Tuesday, August 11, 2009

Work With Locations

If you work for a large organization with a main headquarters and numerous locations, you’ll relate well to this. There’s always been a disconnection in most organizations with an organizational structure such as this, mostly because the locations are out of sight and out of mind. It's like trying to hold on to a long distance relationship. For some people it works well. For others . . . not so well.

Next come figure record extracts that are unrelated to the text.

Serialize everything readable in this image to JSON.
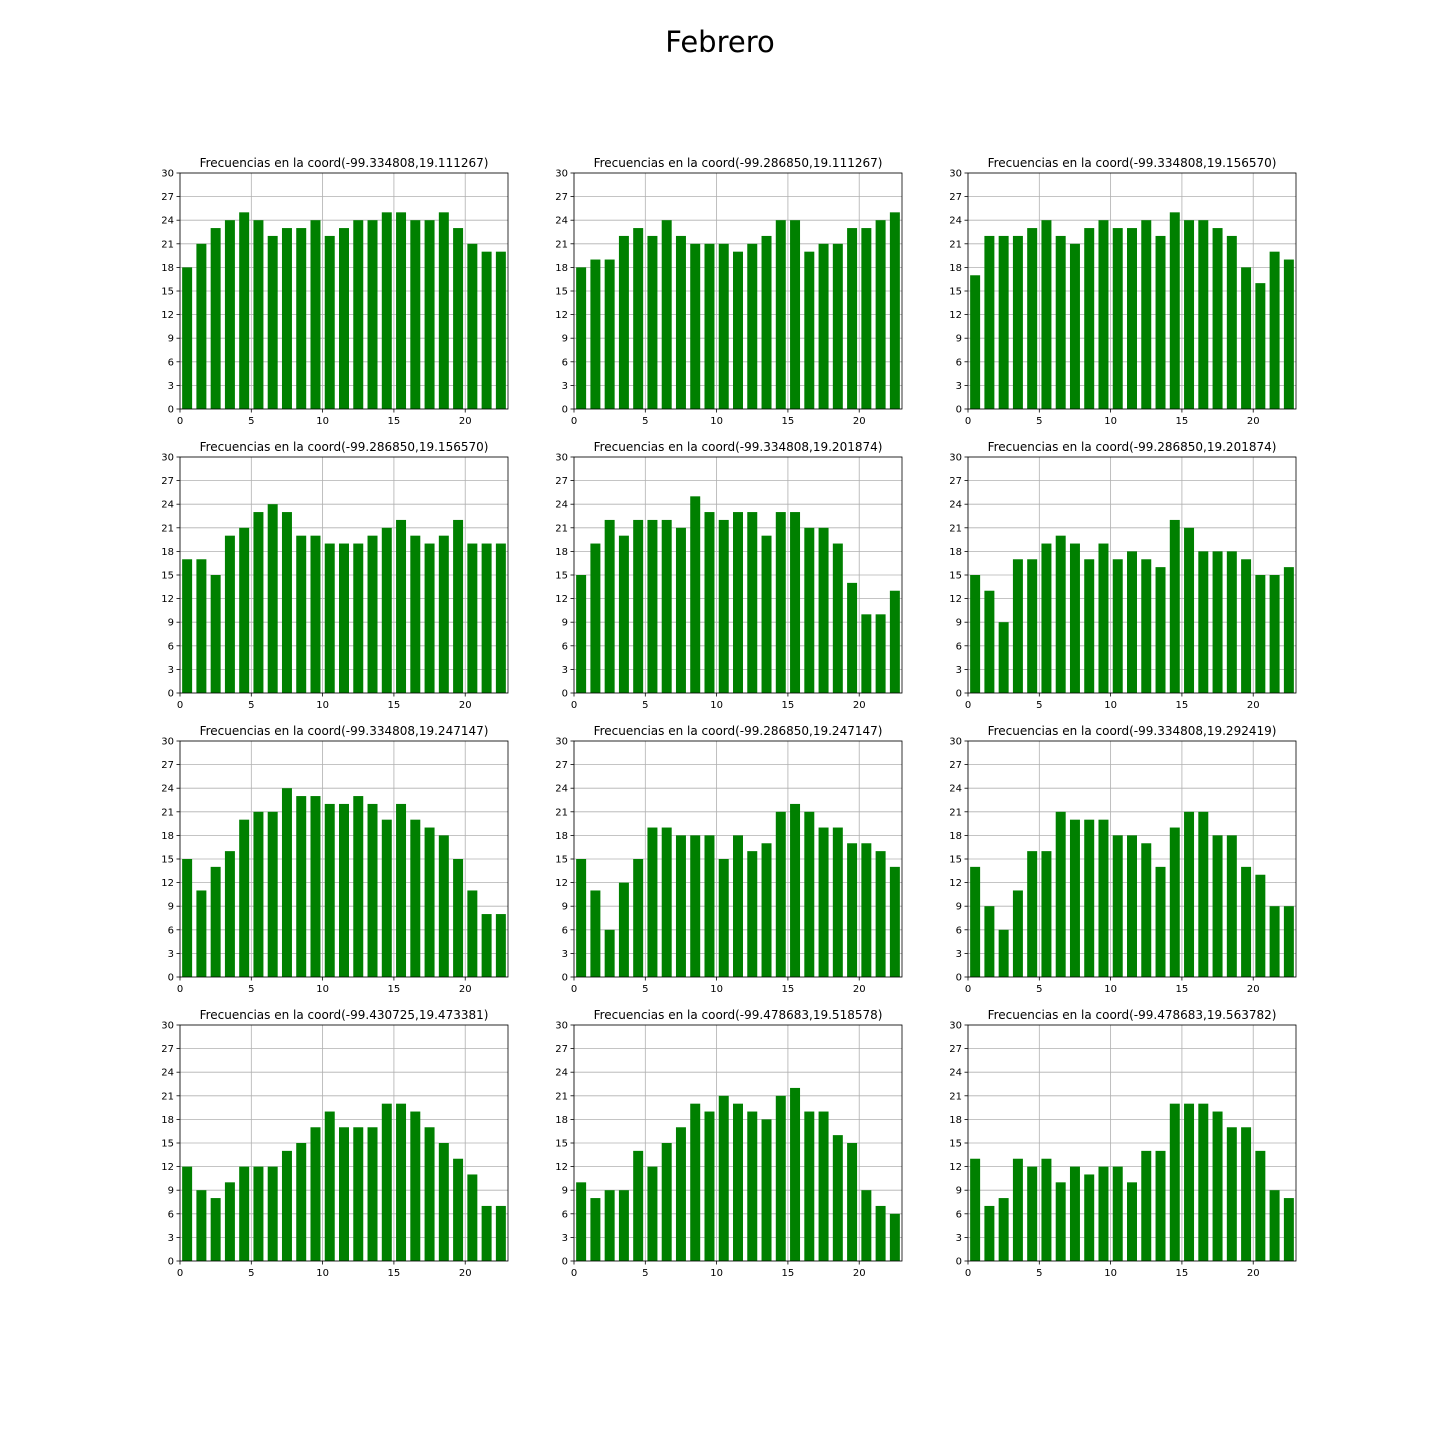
{
  "figure_title": "Febrero",
  "bar_color": "#008000",
  "grid_color": "#b0b0b0",
  "chart_data": [
    {
      "type": "bar",
      "title": "Frecuencias en la coord(-99.334808,19.111267)",
      "x": [
        0,
        1,
        2,
        3,
        4,
        5,
        6,
        7,
        8,
        9,
        10,
        11,
        12,
        13,
        14,
        15,
        16,
        17,
        18,
        19,
        20,
        21,
        22
      ],
      "values": [
        18,
        21,
        23,
        24,
        25,
        24,
        22,
        23,
        23,
        24,
        22,
        23,
        24,
        24,
        25,
        25,
        24,
        24,
        25,
        23,
        21,
        20,
        20
      ],
      "xlim": [
        0,
        23
      ],
      "ylim": [
        0,
        30
      ],
      "xticks": [
        0,
        5,
        10,
        15,
        20
      ],
      "yticks": [
        0,
        3,
        6,
        9,
        12,
        15,
        18,
        21,
        24,
        27,
        30
      ],
      "grid": true
    },
    {
      "type": "bar",
      "title": "Frecuencias en la coord(-99.286850,19.111267)",
      "x": [
        0,
        1,
        2,
        3,
        4,
        5,
        6,
        7,
        8,
        9,
        10,
        11,
        12,
        13,
        14,
        15,
        16,
        17,
        18,
        19,
        20,
        21,
        22
      ],
      "values": [
        18,
        19,
        19,
        22,
        23,
        22,
        24,
        22,
        21,
        21,
        21,
        20,
        21,
        22,
        24,
        24,
        20,
        21,
        21,
        23,
        23,
        24,
        25
      ],
      "xlim": [
        0,
        23
      ],
      "ylim": [
        0,
        30
      ],
      "xticks": [
        0,
        5,
        10,
        15,
        20
      ],
      "yticks": [
        0,
        3,
        6,
        9,
        12,
        15,
        18,
        21,
        24,
        27,
        30
      ],
      "grid": true
    },
    {
      "type": "bar",
      "title": "Frecuencias en la coord(-99.334808,19.156570)",
      "x": [
        0,
        1,
        2,
        3,
        4,
        5,
        6,
        7,
        8,
        9,
        10,
        11,
        12,
        13,
        14,
        15,
        16,
        17,
        18,
        19,
        20,
        21,
        22
      ],
      "values": [
        17,
        22,
        22,
        22,
        23,
        24,
        22,
        21,
        23,
        24,
        23,
        23,
        24,
        22,
        25,
        24,
        24,
        23,
        22,
        18,
        16,
        20,
        19
      ],
      "xlim": [
        0,
        23
      ],
      "ylim": [
        0,
        30
      ],
      "xticks": [
        0,
        5,
        10,
        15,
        20
      ],
      "yticks": [
        0,
        3,
        6,
        9,
        12,
        15,
        18,
        21,
        24,
        27,
        30
      ],
      "grid": true
    },
    {
      "type": "bar",
      "title": "Frecuencias en la coord(-99.286850,19.156570)",
      "x": [
        0,
        1,
        2,
        3,
        4,
        5,
        6,
        7,
        8,
        9,
        10,
        11,
        12,
        13,
        14,
        15,
        16,
        17,
        18,
        19,
        20,
        21,
        22
      ],
      "values": [
        17,
        17,
        15,
        20,
        21,
        23,
        24,
        23,
        20,
        20,
        19,
        19,
        19,
        20,
        21,
        22,
        20,
        19,
        20,
        22,
        19,
        19,
        19
      ],
      "xlim": [
        0,
        23
      ],
      "ylim": [
        0,
        30
      ],
      "xticks": [
        0,
        5,
        10,
        15,
        20
      ],
      "yticks": [
        0,
        3,
        6,
        9,
        12,
        15,
        18,
        21,
        24,
        27,
        30
      ],
      "grid": true
    },
    {
      "type": "bar",
      "title": "Frecuencias en la coord(-99.334808,19.201874)",
      "x": [
        0,
        1,
        2,
        3,
        4,
        5,
        6,
        7,
        8,
        9,
        10,
        11,
        12,
        13,
        14,
        15,
        16,
        17,
        18,
        19,
        20,
        21,
        22
      ],
      "values": [
        15,
        19,
        22,
        20,
        22,
        22,
        22,
        21,
        25,
        23,
        22,
        23,
        23,
        20,
        23,
        23,
        21,
        21,
        19,
        14,
        10,
        10,
        13
      ],
      "xlim": [
        0,
        23
      ],
      "ylim": [
        0,
        30
      ],
      "xticks": [
        0,
        5,
        10,
        15,
        20
      ],
      "yticks": [
        0,
        3,
        6,
        9,
        12,
        15,
        18,
        21,
        24,
        27,
        30
      ],
      "grid": true
    },
    {
      "type": "bar",
      "title": "Frecuencias en la coord(-99.286850,19.201874)",
      "x": [
        0,
        1,
        2,
        3,
        4,
        5,
        6,
        7,
        8,
        9,
        10,
        11,
        12,
        13,
        14,
        15,
        16,
        17,
        18,
        19,
        20,
        21,
        22
      ],
      "values": [
        15,
        13,
        9,
        17,
        17,
        19,
        20,
        19,
        17,
        19,
        17,
        18,
        17,
        16,
        22,
        21,
        18,
        18,
        18,
        17,
        15,
        15,
        16
      ],
      "xlim": [
        0,
        23
      ],
      "ylim": [
        0,
        30
      ],
      "xticks": [
        0,
        5,
        10,
        15,
        20
      ],
      "yticks": [
        0,
        3,
        6,
        9,
        12,
        15,
        18,
        21,
        24,
        27,
        30
      ],
      "grid": true
    },
    {
      "type": "bar",
      "title": "Frecuencias en la coord(-99.334808,19.247147)",
      "x": [
        0,
        1,
        2,
        3,
        4,
        5,
        6,
        7,
        8,
        9,
        10,
        11,
        12,
        13,
        14,
        15,
        16,
        17,
        18,
        19,
        20,
        21,
        22
      ],
      "values": [
        15,
        11,
        14,
        16,
        20,
        21,
        21,
        24,
        23,
        23,
        22,
        22,
        23,
        22,
        20,
        22,
        20,
        19,
        18,
        15,
        11,
        8,
        8
      ],
      "xlim": [
        0,
        23
      ],
      "ylim": [
        0,
        30
      ],
      "xticks": [
        0,
        5,
        10,
        15,
        20
      ],
      "yticks": [
        0,
        3,
        6,
        9,
        12,
        15,
        18,
        21,
        24,
        27,
        30
      ],
      "grid": true
    },
    {
      "type": "bar",
      "title": "Frecuencias en la coord(-99.286850,19.247147)",
      "x": [
        0,
        1,
        2,
        3,
        4,
        5,
        6,
        7,
        8,
        9,
        10,
        11,
        12,
        13,
        14,
        15,
        16,
        17,
        18,
        19,
        20,
        21,
        22
      ],
      "values": [
        15,
        11,
        6,
        12,
        15,
        19,
        19,
        18,
        18,
        18,
        15,
        18,
        16,
        17,
        21,
        22,
        21,
        19,
        19,
        17,
        17,
        16,
        14
      ],
      "xlim": [
        0,
        23
      ],
      "ylim": [
        0,
        30
      ],
      "xticks": [
        0,
        5,
        10,
        15,
        20
      ],
      "yticks": [
        0,
        3,
        6,
        9,
        12,
        15,
        18,
        21,
        24,
        27,
        30
      ],
      "grid": true
    },
    {
      "type": "bar",
      "title": "Frecuencias en la coord(-99.334808,19.292419)",
      "x": [
        0,
        1,
        2,
        3,
        4,
        5,
        6,
        7,
        8,
        9,
        10,
        11,
        12,
        13,
        14,
        15,
        16,
        17,
        18,
        19,
        20,
        21,
        22
      ],
      "values": [
        14,
        9,
        6,
        11,
        16,
        16,
        21,
        20,
        20,
        20,
        18,
        18,
        17,
        14,
        19,
        21,
        21,
        18,
        18,
        14,
        13,
        9,
        9
      ],
      "xlim": [
        0,
        23
      ],
      "ylim": [
        0,
        30
      ],
      "xticks": [
        0,
        5,
        10,
        15,
        20
      ],
      "yticks": [
        0,
        3,
        6,
        9,
        12,
        15,
        18,
        21,
        24,
        27,
        30
      ],
      "grid": true
    },
    {
      "type": "bar",
      "title": "Frecuencias en la coord(-99.430725,19.473381)",
      "x": [
        0,
        1,
        2,
        3,
        4,
        5,
        6,
        7,
        8,
        9,
        10,
        11,
        12,
        13,
        14,
        15,
        16,
        17,
        18,
        19,
        20,
        21,
        22
      ],
      "values": [
        12,
        9,
        8,
        10,
        12,
        12,
        12,
        14,
        15,
        17,
        19,
        17,
        17,
        17,
        20,
        20,
        19,
        17,
        15,
        13,
        11,
        7,
        7
      ],
      "xlim": [
        0,
        23
      ],
      "ylim": [
        0,
        30
      ],
      "xticks": [
        0,
        5,
        10,
        15,
        20
      ],
      "yticks": [
        0,
        3,
        6,
        9,
        12,
        15,
        18,
        21,
        24,
        27,
        30
      ],
      "grid": true
    },
    {
      "type": "bar",
      "title": "Frecuencias en la coord(-99.478683,19.518578)",
      "x": [
        0,
        1,
        2,
        3,
        4,
        5,
        6,
        7,
        8,
        9,
        10,
        11,
        12,
        13,
        14,
        15,
        16,
        17,
        18,
        19,
        20,
        21,
        22
      ],
      "values": [
        10,
        8,
        9,
        9,
        14,
        12,
        15,
        17,
        20,
        19,
        21,
        20,
        19,
        18,
        21,
        22,
        19,
        19,
        16,
        15,
        9,
        7,
        6
      ],
      "xlim": [
        0,
        23
      ],
      "ylim": [
        0,
        30
      ],
      "xticks": [
        0,
        5,
        10,
        15,
        20
      ],
      "yticks": [
        0,
        3,
        6,
        9,
        12,
        15,
        18,
        21,
        24,
        27,
        30
      ],
      "grid": true
    },
    {
      "type": "bar",
      "title": "Frecuencias en la coord(-99.478683,19.563782)",
      "x": [
        0,
        1,
        2,
        3,
        4,
        5,
        6,
        7,
        8,
        9,
        10,
        11,
        12,
        13,
        14,
        15,
        16,
        17,
        18,
        19,
        20,
        21,
        22
      ],
      "values": [
        13,
        7,
        8,
        13,
        12,
        13,
        10,
        12,
        11,
        12,
        12,
        10,
        14,
        14,
        20,
        20,
        20,
        19,
        17,
        17,
        14,
        9,
        8
      ],
      "xlim": [
        0,
        23
      ],
      "ylim": [
        0,
        30
      ],
      "xticks": [
        0,
        5,
        10,
        15,
        20
      ],
      "yticks": [
        0,
        3,
        6,
        9,
        12,
        15,
        18,
        21,
        24,
        27,
        30
      ],
      "grid": true
    }
  ]
}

HQ’s commonly develop SOPs and policies and distribute them with no thought on how they’re going to impact locations around the region or country. In organizations set up like this, you don’t have one culture. You may have one “corporate” culture, but there are numerous sub-cultures within it. Just the fact that you have locations around the country in the North, South, East, and West is going to give you four sub-cultures. People are brought up differently and have different work ethics in various geographic areas. Age variations and length of employment also create sub-cultures of their own which often stress different beliefs and actions. The authoritarian, “my way or the highway” thinking of HQ can do more damage to the overall organization than anything else. Internal strife is hard to deal with.

Now if you want to add mergers to the mix, you’ve just doubled the number of your cultures and sub-cultures. This will take extra involvement all the way around. But that's for another blog.

The means to solving these issues takes effort from all locations, but in the end, it’s HQ that has to take the time to truly care and implement solutions for everyone. Someone (management), needs to travel to your various locales and sit down and truly watch and listen so that you can get an accurate picture of what’s going on and what people need to do their jobs to the best of their ability. This act alone will build trust just because you made the effort to get involved with those that feel they're not being heard.

If you don’t listen and your locations are continually fighting to be heard, they’ll eventually give up. Then you’re in for lackluster, unproductive work. Their customer service suffers and retention suffers. What’s good for me isn't necessarily what’s good for you. Stop, look, and listen.